Autre polémique : une fausse saisie de drogue sur un terrain abandonné à Jin Fei. Ce jour-là, des policiers du poste de Terre-Rouge, accompagnés de l’inspecteur Mooniaruth, affirment avoir agi sur la base d’un renseignement indiquant la présence de stupéfiants. Sur place, les forces de l’ordre ont repéré un sachet soigneusement dissimulé, contenant 1,9 kg de cannabis, réparti en deux paquets (450 g et 1,450 g), d’une valeur marchande estimée à Rs 16 millions. Après une surveillance d’une heure, sans qu’aucun suspect ne se présente, le colis avait été saisi et remis à l’Anti Drug & Smuggling Unit (ADSU) Headquarters aux Casernes centrales.
Fausse réclamation de Rs 3 millions
Aujourd’hui, Farhaaz Mooniaruth est au centre de l’enquête menée par la Financial Crimes Commission (FCC). Âgé de 49 ans et toujours affecté à la PRDU aux Line Barracks, il est provisoirement inculpé sous les articles 7(1) et 83 de la Prevention of Corruption Act. Il lui est reproché d’avoir, le 15 octobre 2022, abusé de sa fonction pour recommander illégalement le paiement d’une fausse réclamation de Reward Money de Rs 3 millions, au profit d’un informateur, en passant par le sergent Seebooruth. Le tout sous couvert de fausses saisies de drogue, permettant ensuite de justifier des «récompenses» distribuées à des agents prétendument informateurs.
Doutes sur des saisies de drogue
Une nouvelle piste intrigue les enquêteurs : le modus operandi des fausses saisies de drogue utilisées pour justifier le Reward Money. Dans un récent dossier, 1,9 kilo de cannabis, répartis en deux lots (l’un de 450 g et l’autre de 1 450 g), pour une valeur estimée à Rs 16 millions, ont été retrouvés. Ces drogues n’auraient, semble-t-il, jamais été déclarées officiellement dans les registres de saisie. La question cruciale : d’où proviennent ces paquets ? Durant quelle opération majeure auraient-ils été saisis, sans qu’ils soient ensuite scellés, pesés, consignés et transportés à l’Exhibit Room, comme l’exige la procédure ?

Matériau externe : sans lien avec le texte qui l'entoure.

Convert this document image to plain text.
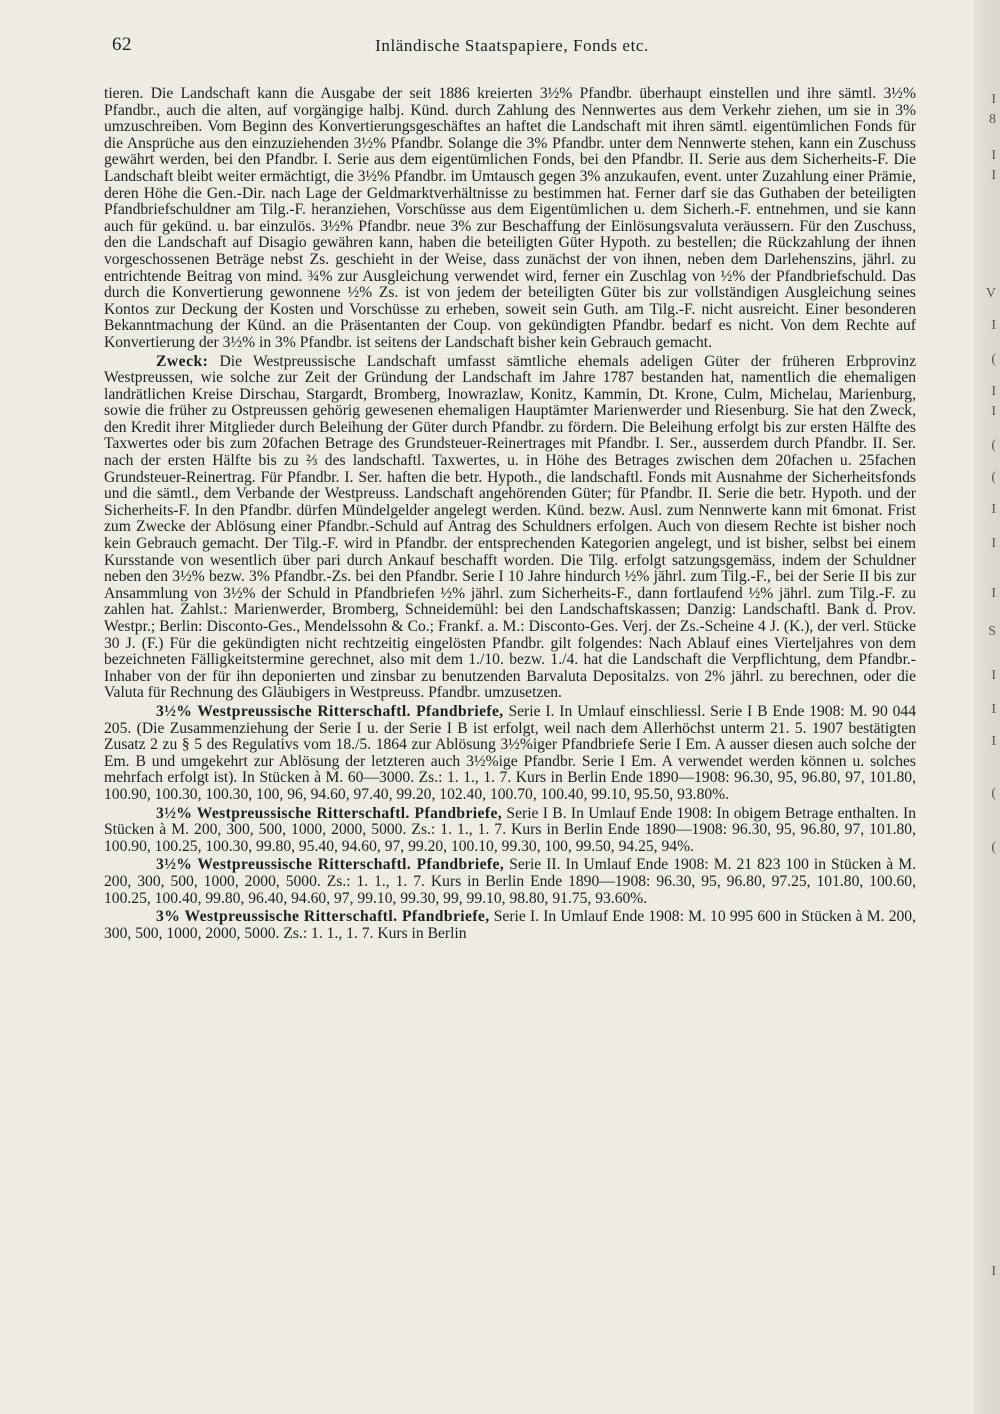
I
8
I
I
V
I
(
I
I
(
(
I
I
I
S
I
I
I
(
(
I
62	Inländische Staatspapiere, Fonds etc.

tieren. Die Landschaft kann die Ausgabe der seit 1886 kreierten 3½% Pfandbr. überhaupt einstellen und ihre sämtl. 3½% Pfandbr., auch die alten, auf vorgängige halbj. Künd. durch Zahlung des Nennwertes aus dem Verkehr ziehen, um sie in 3% umzuschreiben. Vom Beginn des Konvertierungsgeschäftes an haftet die Landschaft mit ihren sämtl. eigentümlichen Fonds für die Ansprüche aus den einzuziehenden 3½% Pfandbr. Solange die 3% Pfandbr. unter dem Nennwerte stehen, kann ein Zuschuss gewährt werden, bei den Pfandbr. I. Serie aus dem eigentümlichen Fonds, bei den Pfandbr. II. Serie aus dem Sicherheits-F. Die Landschaft bleibt weiter ermächtigt, die 3½% Pfandbr. im Umtausch gegen 3% anzukaufen, event. unter Zuzahlung einer Prämie, deren Höhe die Gen.-Dir. nach Lage der Geldmarktverhältnisse zu bestimmen hat. Ferner darf sie das Guthaben der beteiligten Pfandbriefschuldner am Tilg.-F. heranziehen, Vorschüsse aus dem Eigentümlichen u. dem Sicherh.-F. entnehmen, und sie kann auch für gekünd. u. bar einzulös. 3½% Pfandbr. neue 3% zur Beschaffung der Einlösungsvaluta veräussern. Für den Zuschuss, den die Landschaft auf Disagio gewähren kann, haben die beteiligten Güter Hypoth. zu bestellen; die Rückzahlung der ihnen vorgeschossenen Beträge nebst Zs. geschieht in der Weise, dass zunächst der von ihnen, neben dem Darlehenszins, jährl. zu entrichtende Beitrag von mind. ¾% zur Ausgleichung verwendet wird, ferner ein Zuschlag von ½% der Pfandbriefschuld. Das durch die Konvertierung gewonnene ½% Zs. ist von jedem der beteiligten Güter bis zur vollständigen Ausgleichung seines Kontos zur Deckung der Kosten und Vorschüsse zu erheben, soweit sein Guth. am Tilg.-F. nicht ausreicht. Einer besonderen Bekanntmachung der Künd. an die Präsentanten der Coup. von gekündigten Pfandbr. bedarf es nicht. Von dem Rechte auf Konvertierung der 3½% in 3% Pfandbr. ist seitens der Landschaft bisher kein Gebrauch gemacht.

Zweck: Die Westpreussische Landschaft umfasst sämtliche ehemals adeligen Güter der früheren Erbprovinz Westpreussen, wie solche zur Zeit der Gründung der Landschaft im Jahre 1787 bestanden hat, namentlich die ehemaligen landrätlichen Kreise Dirschau, Stargardt, Bromberg, Inowrazlaw, Konitz, Kammin, Dt. Krone, Culm, Michelau, Marienburg, sowie die früher zu Ostpreussen gehörig gewesenen ehemaligen Hauptämter Marienwerder und Riesenburg. Sie hat den Zweck, den Kredit ihrer Mitglieder durch Beleihung der Güter durch Pfandbr. zu fördern. Die Beleihung erfolgt bis zur ersten Hälfte des Taxwertes oder bis zum 20fachen Betrage des Grundsteuer-Reinertrages mit Pfandbr. I. Ser., ausserdem durch Pfandbr. II. Ser. nach der ersten Hälfte bis zu ⅔ des landschaftl. Taxwertes, u. in Höhe des Betrages zwischen dem 20fachen u. 25fachen Grundsteuer-Reinertrag. Für Pfandbr. I. Ser. haften die betr. Hypoth., die landschaftl. Fonds mit Ausnahme der Sicherheitsfonds und die sämtl., dem Verbande der Westpreuss. Landschaft angehörenden Güter; für Pfandbr. II. Serie die betr. Hypoth. und der Sicherheits-F. In den Pfandbr. dürfen Mündelgelder angelegt werden. Künd. bezw. Ausl. zum Nennwerte kann mit 6monat. Frist zum Zwecke der Ablösung einer Pfandbr.-Schuld auf Antrag des Schuldners erfolgen. Auch von diesem Rechte ist bisher noch kein Gebrauch gemacht. Der Tilg.-F. wird in Pfandbr. der entsprechenden Kategorien angelegt, und ist bisher, selbst bei einem Kursstande von wesentlich über pari durch Ankauf beschafft worden. Die Tilg. erfolgt satzungsgemäss, indem der Schuldner neben den 3½% bezw. 3% Pfandbr.-Zs. bei den Pfandbr. Serie I 10 Jahre hindurch ½% jährl. zum Tilg.-F., bei der Serie II bis zur Ansammlung von 3½% der Schuld in Pfandbriefen ½% jährl. zum Sicherheits-F., dann fortlaufend ½% jährl. zum Tilg.-F. zu zahlen hat. Zahlst.: Marienwerder, Bromberg, Schneidemühl: bei den Landschaftskassen; Danzig: Landschaftl. Bank d. Prov. Westpr.; Berlin: Disconto-Ges., Mendelssohn & Co.; Frankf. a. M.: Disconto-Ges. Verj. der Zs.-Scheine 4 J. (K.), der verl. Stücke 30 J. (F.) Für die gekündigten nicht rechtzeitig eingelösten Pfandbr. gilt folgendes: Nach Ablauf eines Vierteljahres von dem bezeichneten Fälligkeitstermine gerechnet, also mit dem 1./10. bezw. 1./4. hat die Landschaft die Verpflichtung, dem Pfandbr.-Inhaber von der für ihn deponierten und zinsbar zu benutzenden Barvaluta Depositalzs. von 2% jährl. zu berechnen, oder die Valuta für Rechnung des Gläubigers in Westpreuss. Pfandbr. umzusetzen.

3½% Westpreussische Ritterschaftl. Pfandbriefe, Serie I. In Umlauf einschliessl. Serie I B Ende 1908: M. 90 044 205. (Die Zusammenziehung der Serie I u. der Serie I B ist erfolgt, weil nach dem Allerhöchst unterm 21. 5. 1907 bestätigten Zusatz 2 zu § 5 des Regulativs vom 18./5. 1864 zur Ablösung 3½%iger Pfandbriefe Serie I Em. A ausser diesen auch solche der Em. B und umgekehrt zur Ablösung der letzteren auch 3½%ige Pfandbr. Serie I Em. A verwendet werden können u. solches mehrfach erfolgt ist). In Stücken à M. 60—3000. Zs.: 1. 1., 1. 7. Kurs in Berlin Ende 1890—1908: 96.30, 95, 96.80, 97, 101.80, 100.90, 100.30, 100.30, 100, 96, 94.60, 97.40, 99.20, 102.40, 100.70, 100.40, 99.10, 95.50, 93.80%.

3½% Westpreussische Ritterschaftl. Pfandbriefe, Serie I B. In Umlauf Ende 1908: In obigem Betrage enthalten. In Stücken à M. 200, 300, 500, 1000, 2000, 5000. Zs.: 1. 1., 1. 7. Kurs in Berlin Ende 1890—1908: 96.30, 95, 96.80, 97, 101.80, 100.90, 100.25, 100.30, 99.80, 95.40, 94.60, 97, 99.20, 100.10, 99.30, 100, 99.50, 94.25, 94%.

3½% Westpreussische Ritterschaftl. Pfandbriefe, Serie II. In Umlauf Ende 1908: M. 21 823 100 in Stücken à M. 200, 300, 500, 1000, 2000, 5000. Zs.: 1. 1., 1. 7. Kurs in Berlin Ende 1890—1908: 96.30, 95, 96.80, 97.25, 101.80, 100.60, 100.25, 100.40, 99.80, 96.40, 94.60, 97, 99.10, 99.30, 99, 99.10, 98.80, 91.75, 93.60%.

3% Westpreussische Ritterschaftl. Pfandbriefe, Serie I. In Umlauf Ende 1908: M. 10 995 600 in Stücken à M. 200, 300, 500, 1000, 2000, 5000. Zs.: 1. 1., 1. 7. Kurs in Berlin
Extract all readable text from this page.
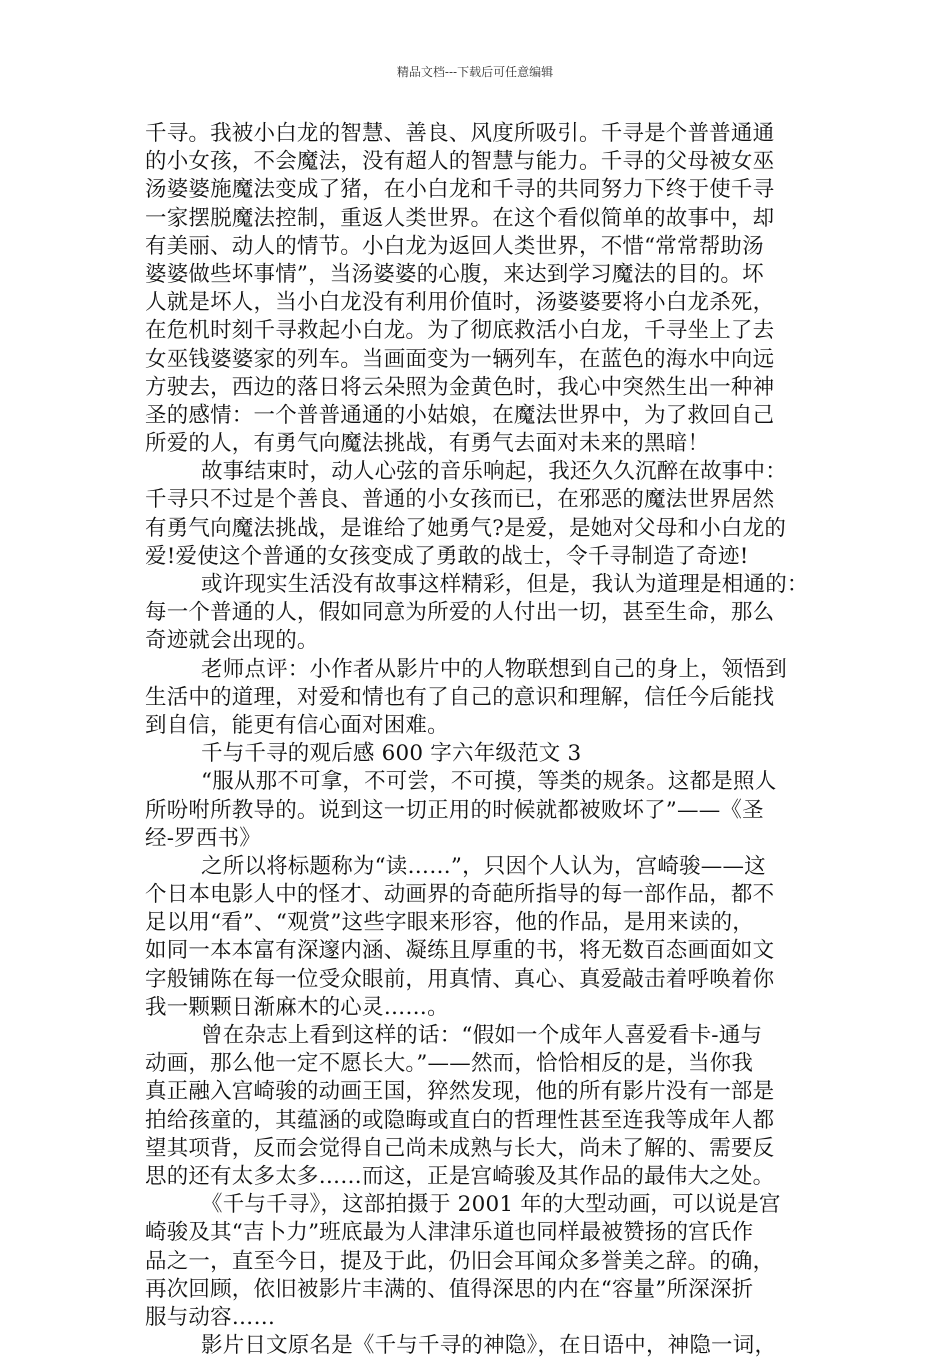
精品文档---下载后可任意编辑
千寻。我被小白龙的智慧、善良、风度所吸引。千寻是个普普通通
的小女孩，不会魔法，没有超人的智慧与能力。千寻的父母被女巫
汤婆婆施魔法变成了猪，在小白龙和千寻的共同努力下终于使千寻
一家摆脱魔法控制，重返人类世界。在这个看似简单的故事中，却
有美丽、动人的情节。小白龙为返回人类世界，不惜“常常帮助汤
婆婆做些坏事情”，当汤婆婆的心腹，来达到学习魔法的目的。坏
人就是坏人，当小白龙没有利用价值时，汤婆婆要将小白龙杀死，
在危机时刻千寻救起小白龙。为了彻底救活小白龙，千寻坐上了去
女巫钱婆婆家的列车。当画面变为一辆列车，在蓝色的海水中向远
方驶去，西边的落日将云朵照为金黄色时，我心中突然生出一种神
圣的感情：一个普普通通的小姑娘，在魔法世界中，为了救回自己
所爱的人，有勇气向魔法挑战，有勇气去面对未来的黑暗！
故事结束时，动人心弦的音乐响起，我还久久沉醉在故事中：
千寻只不过是个善良、普通的小女孩而已，在邪恶的魔法世界居然
有勇气向魔法挑战，是谁给了她勇气?是爱，是她对父母和小白龙的
爱!爱使这个普通的女孩变成了勇敢的战士，令千寻制造了奇迹!
或许现实生活没有故事这样精彩，但是，我认为道理是相通的：
每一个普通的人，假如同意为所爱的人付出一切，甚至生命，那么
奇迹就会出现的。
老师点评：小作者从影片中的人物联想到自己的身上，领悟到
生活中的道理，对爱和情也有了自己的意识和理解，信任今后能找
到自信，能更有信心面对困难。
千与千寻的观后感 600 字六年级范文 3
“服从那不可拿，不可尝，不可摸，等类的规条。这都是照人
所吩咐所教导的。说到这一切正用的时候就都被败坏了”——《圣
经-罗西书》
之所以将标题称为“读……”，只因个人认为，宫崎骏——这
个日本电影人中的怪才、动画界的奇葩所指导的每一部作品，都不
足以用“看”、“观赏”这些字眼来形容，他的作品，是用来读的，
如同一本本富有深邃内涵、凝练且厚重的书，将无数百态画面如文
字般铺陈在每一位受众眼前，用真情、真心、真爱敲击着呼唤着你
我一颗颗日渐麻木的心灵……。
曾在杂志上看到这样的话：“假如一个成年人喜爱看卡-通与
动画，那么他一定不愿长大。”——然而，恰恰相反的是，当你我
真正融入宫崎骏的动画王国，猝然发现，他的所有影片没有一部是
拍给孩童的，其蕴涵的或隐晦或直白的哲理性甚至连我等成年人都
望其项背，反而会觉得自己尚未成熟与长大，尚未了解的、需要反
思的还有太多太多……而这，正是宫崎骏及其作品的最伟大之处。
《千与千寻》，这部拍摄于 2001 年的大型动画，可以说是宫
崎骏及其“吉卜力”班底最为人津津乐道也同样最被赞扬的宫氏作
品之一，直至今日，提及于此，仍旧会耳闻众多誉美之辞。的确，
再次回顾，依旧被影片丰满的、值得深思的内在“容量”所深深折
服与动容……
影片日文原名是《千与千寻的神隐》，在日语中，神隐一词，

Un haut gradé à la retraite de l’ADSU explique que le Reward Money dans des pick-up drugs sans accusés sur des terrains abandonnés ne peut être réclamé qu’avec l’approbation du CP, sur la base de preuves claires de la collaboration d’un informateur. Dans ce cas précis, tout semble indiquer que la procédure a été détournée. Grâce à la modification récente de la FCC Act 2023, la FCC peut désormais mener des enquêtes conjointes avec la police dans les affaires de crimes financiers. Si la FCC formule une demande, elle pourra prêter main-forte à la police pour intervenir et faire toute la lumière sur la saisie de drogue.